You would not know that there is a growing public impact on the strength of Silicon Valley's founders at companies like Facebook when you look at the latest public company: Lyft.
Lyft's 250-page IPO application to the SEC on Friday, March 1, unveiled a company that went to great lengths to empower its founders and protect them from outside control of investors, setting up of a share structure that ensures that they – like Mark Zuckerberg – will have almost complete control over the future of the company.
Lyft's two co-founders, Logan Green and John Zimmer, own about 7 percent of the company's stock, a meager amount that talks about how much money they have raised from outside investors during the company's ten-year cash burn. But they keep close to majority control of the company thanks to a dual-class share structure that gives them 20 votes for every vote held by other investors. Typically, dual-class voting structures have a 10-1 ratio, according to Amy Borrus, deputy director of the Council of Institutional Investors. "It's pretty uncomfortable from the perspective of a public shareholder," Borrus said Recode.
So just like Evan Spiegel on Snap or Larry Page at Alphabet can not be started if something goes wrong, good luck trying to change Lyft without the co-founders say.
That is normal in the world of startups – after all, the founders have built the damn thing – but some corporate governance critics look laconically at a public company that behaves like a private company. Yet this has become the new standard in Silicon Valley.

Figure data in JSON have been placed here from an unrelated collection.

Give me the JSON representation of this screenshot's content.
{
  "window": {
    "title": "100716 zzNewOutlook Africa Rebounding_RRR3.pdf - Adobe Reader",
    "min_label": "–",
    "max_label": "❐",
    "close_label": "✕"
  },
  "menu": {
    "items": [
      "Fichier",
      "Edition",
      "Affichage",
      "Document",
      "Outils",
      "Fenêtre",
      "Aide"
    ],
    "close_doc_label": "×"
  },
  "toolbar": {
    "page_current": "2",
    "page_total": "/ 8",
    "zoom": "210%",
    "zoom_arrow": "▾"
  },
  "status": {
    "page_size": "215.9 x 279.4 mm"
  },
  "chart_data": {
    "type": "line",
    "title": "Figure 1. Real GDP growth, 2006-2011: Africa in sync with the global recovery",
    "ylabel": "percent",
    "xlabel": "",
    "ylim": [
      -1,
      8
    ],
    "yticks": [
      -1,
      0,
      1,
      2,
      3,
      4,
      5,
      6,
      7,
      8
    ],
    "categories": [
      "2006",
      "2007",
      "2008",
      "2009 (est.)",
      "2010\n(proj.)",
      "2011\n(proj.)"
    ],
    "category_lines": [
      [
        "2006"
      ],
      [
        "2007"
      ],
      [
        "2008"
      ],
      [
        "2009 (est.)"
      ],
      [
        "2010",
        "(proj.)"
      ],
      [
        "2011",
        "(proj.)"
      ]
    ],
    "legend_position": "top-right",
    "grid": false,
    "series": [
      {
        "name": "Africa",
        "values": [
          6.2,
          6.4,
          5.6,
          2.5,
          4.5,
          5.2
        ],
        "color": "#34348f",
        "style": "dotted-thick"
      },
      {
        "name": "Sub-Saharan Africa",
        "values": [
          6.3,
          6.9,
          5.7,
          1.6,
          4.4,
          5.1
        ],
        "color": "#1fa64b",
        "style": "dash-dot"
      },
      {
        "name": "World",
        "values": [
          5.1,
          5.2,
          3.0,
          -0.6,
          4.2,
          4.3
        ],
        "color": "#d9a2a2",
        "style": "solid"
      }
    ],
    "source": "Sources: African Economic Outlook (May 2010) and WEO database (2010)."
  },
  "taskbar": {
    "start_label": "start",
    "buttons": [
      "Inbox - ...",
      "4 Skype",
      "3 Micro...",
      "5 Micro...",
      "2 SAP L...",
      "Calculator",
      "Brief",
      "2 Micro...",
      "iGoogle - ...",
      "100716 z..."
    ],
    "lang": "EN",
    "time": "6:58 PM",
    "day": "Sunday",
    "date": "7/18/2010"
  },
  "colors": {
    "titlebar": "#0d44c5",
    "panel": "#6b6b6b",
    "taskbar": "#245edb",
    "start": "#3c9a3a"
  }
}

Lyft is the latest in a series of technical companies that opt for dual-class voting structures. Nearly 50 percent of recent technical listings have dual-class status, according to a December report in the Harvard Business Review.
The reasons for the increase in share prices in multiple classes are clear to companies.
"Our summary is that their growing popularity is due to the growing importance of intangible investments, the rise of activist investors and the decline of other protection mechanisms available to existing management such as staggered signs and poison pills," wrote the HBR authors. "A dual-class structure, which offers immunity against proxy competitions initiated by short-term investors, could be optimal if foundation managers can ignore the pressure of capital markets and avoid short-sighted actions such as reducing research and development and postponing corporate restructuring."
The company itself determines the share structure, so there is nothing that prevents Lyft from sharing majority votes. The choice can be more difficult for investors in the public market. Those who judge whether they purchase Lyft shares may be discouraged due to their inability to influence the direction of the company.
Lyft recognizes so much.
"The dual-class structure of our ordinary shares has the effect of concentrating the voting power with our co-founders, which will limit your ability to influence the outcome of important transactions, including a change in control," Lyft & # 39; s filing told potential investors. "Our co-founders, individually or together, may have interests that differ from yours and may vote in a way that you disagree and may be detrimental to your interests."
That is a long way to say: you are with Logan Green and John Zimmer, or you deal with it.
Now there are many good arguments for companies led by founders, even if they end up in public markets. However unstable Elon Musk may be, only he – as a person with the budding idea – can change the public discourse about driving our cars. Amazon may be the most ruthless competitor in today's business world, but would the company be so driven if it were not formed by the Jeff Bezos values every day? Bezos does not have super-large majority shares but does have too much influence on the company.
Founders understand the company they have built, say proponents and can think in the long term, unlike investors who are growing me-at the moment. It is unclear how dual-class structures affect a company's performance: Studies have shown both positive and negative results.
Either way, Lyft has a difficult journey ahead – one that needs more than just the fervor of the founders.
Lyft's turnover grew by more than 100 percent in 2018, compared with a year earlier. That grows faster than its losses, which at that time grew by 32 percent. Yet almost a billion dollars in net loss is a huge amount, and the journey to profit is unclear. In its initial public bid requests, the company warned: "We have a history of losses and we expect significant increases in our costs and expenses to lead to sustained losses for the near future."
It must also worry about the elephant in the room: Uber.
Lyft is the first company in the US to go to the stock market. The company raced to become public for its main competitor, Uber, and revealed the filing of its IPO just a few weeks before the arrival of Uber is expected to take place.
But while the two companies have been in a public relations and price war for over a decade, Lyft's call to investors is seen as a sheer bet on the American rendezvous industry. Uber, valued at about five times the price on the private markets, is a much more diverse global company – with significant interests in rendezvous rivals in Asia and Europe, along with a flourishing delivery service in Uber Eats that Lyft is lacking.
And Uber, once led by a founder of Mercury, also offers something different in the era after Travis Kalanick: no more shares with two classes.